After this camp, Overeem says he feels more “energized” than he did before the Silva or Browne contests. Earlier this month, the news came out that Overeem has again changed camps, this time parting ways with the Blackzilians (via MMAMania) and heading to Thailand to train for Mir. He also said he feels more prepared.
Does that mean he took his previous two opponents too lightly? Overeem sidesteps claims of athletic arrogance, even at the same time that he, very indirectly and perhaps subconsciously, acknowledges them with admissions that his “fundamentals” were not sound in the run-up to the prior fights.
“I think they are wrong [about arrogance],” Overeem said. “My fundamentals were wrong. You can’t get caught by surprise. I’ll let people make up their own minds. All we can do is our best.”

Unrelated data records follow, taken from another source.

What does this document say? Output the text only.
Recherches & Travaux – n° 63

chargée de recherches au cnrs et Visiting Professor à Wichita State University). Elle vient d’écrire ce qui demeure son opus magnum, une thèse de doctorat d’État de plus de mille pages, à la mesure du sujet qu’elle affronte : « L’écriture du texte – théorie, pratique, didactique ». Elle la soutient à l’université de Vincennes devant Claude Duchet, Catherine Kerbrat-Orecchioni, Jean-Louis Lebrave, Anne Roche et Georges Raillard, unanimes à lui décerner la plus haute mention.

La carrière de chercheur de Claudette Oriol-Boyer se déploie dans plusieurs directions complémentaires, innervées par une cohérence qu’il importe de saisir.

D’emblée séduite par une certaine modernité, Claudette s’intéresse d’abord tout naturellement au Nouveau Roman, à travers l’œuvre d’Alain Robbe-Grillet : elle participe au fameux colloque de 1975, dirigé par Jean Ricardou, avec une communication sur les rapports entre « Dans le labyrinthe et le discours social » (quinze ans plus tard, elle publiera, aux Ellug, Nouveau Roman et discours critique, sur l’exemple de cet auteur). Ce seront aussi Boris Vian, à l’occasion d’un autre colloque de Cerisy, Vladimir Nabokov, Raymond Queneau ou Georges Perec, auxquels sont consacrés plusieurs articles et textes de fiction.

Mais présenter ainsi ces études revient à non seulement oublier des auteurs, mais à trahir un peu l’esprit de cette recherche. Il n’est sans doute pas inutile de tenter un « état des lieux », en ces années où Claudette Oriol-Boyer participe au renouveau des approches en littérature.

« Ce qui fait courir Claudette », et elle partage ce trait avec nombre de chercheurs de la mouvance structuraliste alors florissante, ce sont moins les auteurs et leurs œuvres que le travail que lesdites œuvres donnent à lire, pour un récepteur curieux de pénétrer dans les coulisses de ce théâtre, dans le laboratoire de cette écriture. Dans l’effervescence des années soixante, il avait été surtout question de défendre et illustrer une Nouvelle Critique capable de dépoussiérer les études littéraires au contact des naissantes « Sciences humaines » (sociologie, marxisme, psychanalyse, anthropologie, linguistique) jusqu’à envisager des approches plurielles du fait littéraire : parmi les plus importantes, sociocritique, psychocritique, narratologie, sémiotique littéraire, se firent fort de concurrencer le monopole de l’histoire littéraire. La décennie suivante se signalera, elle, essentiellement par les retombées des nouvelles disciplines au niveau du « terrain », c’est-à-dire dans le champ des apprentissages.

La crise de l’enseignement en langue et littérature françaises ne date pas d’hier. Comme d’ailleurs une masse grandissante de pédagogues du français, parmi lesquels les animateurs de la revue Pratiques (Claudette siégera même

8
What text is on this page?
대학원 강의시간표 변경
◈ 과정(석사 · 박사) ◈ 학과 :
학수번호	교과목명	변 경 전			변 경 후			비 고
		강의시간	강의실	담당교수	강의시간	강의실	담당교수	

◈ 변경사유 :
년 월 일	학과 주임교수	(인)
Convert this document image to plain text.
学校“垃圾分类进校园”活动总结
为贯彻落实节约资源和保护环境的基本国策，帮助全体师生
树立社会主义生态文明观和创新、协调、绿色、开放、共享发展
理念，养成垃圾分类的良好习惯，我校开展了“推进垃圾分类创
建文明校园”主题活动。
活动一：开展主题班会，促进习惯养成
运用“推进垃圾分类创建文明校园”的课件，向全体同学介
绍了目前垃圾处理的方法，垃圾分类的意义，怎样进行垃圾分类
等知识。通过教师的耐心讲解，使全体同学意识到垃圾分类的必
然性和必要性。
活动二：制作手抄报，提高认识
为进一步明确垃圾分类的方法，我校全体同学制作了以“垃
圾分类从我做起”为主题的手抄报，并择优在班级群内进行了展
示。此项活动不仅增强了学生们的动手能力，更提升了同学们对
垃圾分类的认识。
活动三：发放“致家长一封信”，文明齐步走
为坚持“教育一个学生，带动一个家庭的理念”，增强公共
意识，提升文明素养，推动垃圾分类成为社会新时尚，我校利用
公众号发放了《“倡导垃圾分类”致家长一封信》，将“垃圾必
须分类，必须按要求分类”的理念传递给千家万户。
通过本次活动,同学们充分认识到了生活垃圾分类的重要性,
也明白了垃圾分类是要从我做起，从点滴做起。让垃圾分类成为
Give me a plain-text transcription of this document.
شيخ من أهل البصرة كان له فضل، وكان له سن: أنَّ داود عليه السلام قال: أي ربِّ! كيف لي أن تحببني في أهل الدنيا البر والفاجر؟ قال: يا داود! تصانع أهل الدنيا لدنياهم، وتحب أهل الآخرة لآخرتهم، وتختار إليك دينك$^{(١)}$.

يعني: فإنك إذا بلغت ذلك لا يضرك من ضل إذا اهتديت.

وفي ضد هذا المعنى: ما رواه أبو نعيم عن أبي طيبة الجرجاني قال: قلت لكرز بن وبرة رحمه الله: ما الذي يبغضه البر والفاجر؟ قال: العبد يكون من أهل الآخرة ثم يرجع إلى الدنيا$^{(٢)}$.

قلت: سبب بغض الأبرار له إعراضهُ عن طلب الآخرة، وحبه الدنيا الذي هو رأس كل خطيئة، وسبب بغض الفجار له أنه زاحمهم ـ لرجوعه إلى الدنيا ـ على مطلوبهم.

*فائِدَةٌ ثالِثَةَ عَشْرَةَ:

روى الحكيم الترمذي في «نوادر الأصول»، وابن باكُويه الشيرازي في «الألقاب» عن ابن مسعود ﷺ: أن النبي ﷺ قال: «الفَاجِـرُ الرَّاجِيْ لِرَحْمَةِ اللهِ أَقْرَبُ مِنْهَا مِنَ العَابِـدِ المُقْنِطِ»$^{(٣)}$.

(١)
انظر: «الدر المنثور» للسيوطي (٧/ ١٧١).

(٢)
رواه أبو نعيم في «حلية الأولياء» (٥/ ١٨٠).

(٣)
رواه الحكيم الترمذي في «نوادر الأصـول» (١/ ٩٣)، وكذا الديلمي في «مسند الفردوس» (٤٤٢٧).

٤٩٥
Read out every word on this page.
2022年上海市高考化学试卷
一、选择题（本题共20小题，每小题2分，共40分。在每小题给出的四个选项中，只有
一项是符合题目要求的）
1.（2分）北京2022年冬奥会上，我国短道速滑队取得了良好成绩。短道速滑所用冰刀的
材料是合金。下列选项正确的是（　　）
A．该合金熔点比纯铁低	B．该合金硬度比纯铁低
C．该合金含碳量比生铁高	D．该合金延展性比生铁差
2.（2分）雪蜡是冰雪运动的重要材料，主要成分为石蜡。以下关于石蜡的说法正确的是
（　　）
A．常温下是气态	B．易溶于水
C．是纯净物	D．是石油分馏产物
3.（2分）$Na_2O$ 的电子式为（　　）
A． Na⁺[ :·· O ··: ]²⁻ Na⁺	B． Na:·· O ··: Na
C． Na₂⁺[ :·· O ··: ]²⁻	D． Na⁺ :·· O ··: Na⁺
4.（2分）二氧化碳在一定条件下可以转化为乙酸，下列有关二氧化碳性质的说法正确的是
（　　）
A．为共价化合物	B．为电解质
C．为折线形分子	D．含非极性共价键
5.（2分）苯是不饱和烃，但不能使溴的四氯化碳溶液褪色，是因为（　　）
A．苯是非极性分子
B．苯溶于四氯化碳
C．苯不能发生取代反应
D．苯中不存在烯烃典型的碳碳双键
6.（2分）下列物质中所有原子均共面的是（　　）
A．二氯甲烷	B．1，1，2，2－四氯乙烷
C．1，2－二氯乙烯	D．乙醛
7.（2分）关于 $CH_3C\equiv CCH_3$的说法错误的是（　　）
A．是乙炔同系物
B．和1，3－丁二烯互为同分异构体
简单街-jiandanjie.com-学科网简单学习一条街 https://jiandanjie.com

As for the failed drug test, the only thing Overeem can do now is move forward, buoyed by his own claims that he’s a new and far more careful man.
“I have a nutritionist and a doctor,” Overeem said. “Everything is checked. Thoroughly. Everything I take is checked out first. That situation cannot occur again…I educated myself on all the rules and regulations.”
When asked about the notion of voluntary testing through an independent anti-doping agency like VADA, Overeem was less firm, but at least theoretically open to the idea.
“I don’t know, it hasn’t happened yet,” Overeem said of anyone asking him to perform voluntary tests. “But we could talk.”
Talking is always a good place to start. So, too, is a win over Frank Mir. At this point, Overeem would probably welcome anything that could help him out of that foxhole.